I looked at N. climbing the bleachers and wondered if she realized that these next few years would be the last time she felt completely confident in herself. Pre-puberty. I felt protective of her. Being a teenage girl is hard. She isn't going to find out about different breeds of girls until later on. She won't have the reassurance that later on, boys will like her too. She'll only have Lux's and my word for it. That there's nothing wrong with her. She doesn't have to wonder if she's a freak or try to be like those girls. And even if she tried, she won't be able to change her own nature. They're just... different from us.
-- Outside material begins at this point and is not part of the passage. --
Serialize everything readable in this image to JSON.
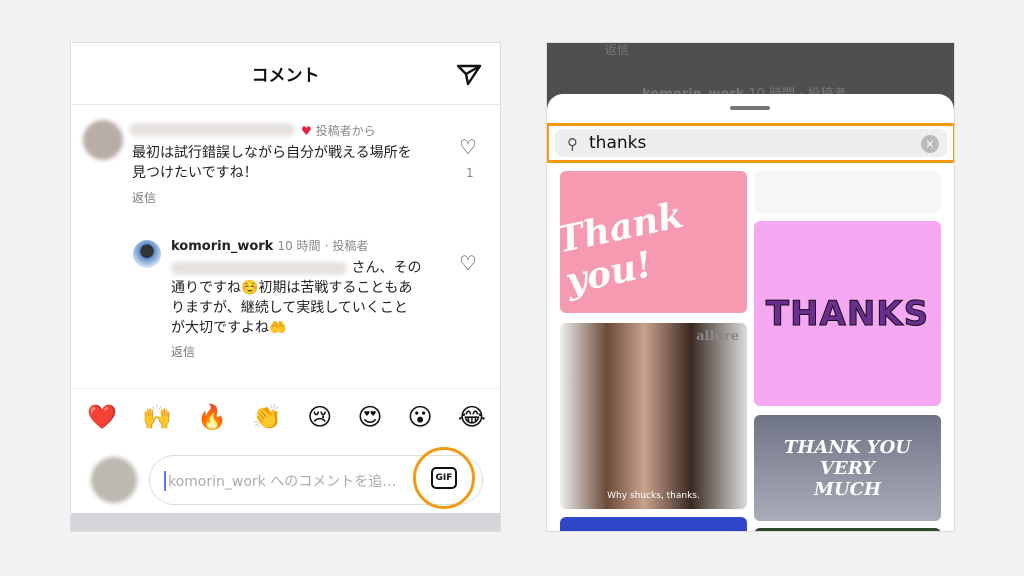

I remember simultaneously being resentful of them and wanting to be like them when I was younger. Not because I admired them. In fact, I didn't really see why the boys thought they were so great. But at the same time, I recognized that this was what boys liked. And I liked boys. But I wasn't willing to make myself be like those girls. I was a bitter teenager. And so I spent most of high school feeling like I was shooting myself in the foot due to principles. Wondering what they had that was so great that I didn't have. Besides breasts.
I tugged on N's ponytail as she begged me to kick the soccer ball around with her. "Please?? We'll make this the goal, and we'll try to score against each other." No, I'm tired. Listen to the discman. Five minutes later, she was handing me 3 flowers picked from the soccer field. Little girls are wonderful. I only wished that little boys would be able to see it soon without causing her too much grief. Boys are stupid sometimes.
Maybe having kids won't be that terrible. Although I'm obviously out of shape and doomed. At a sprightly 22 years of age, I could barely keep up with an 8-year old. I was exhausted and passed out in the middle of the day. Only to be awakened by a little body crawling into the blankets with me, hot breath in my ear, and a loud whisper, "....Are you awake?" If it was anyone else, I would've been grouchy and annoyed. But somehow, it wasn't so bad.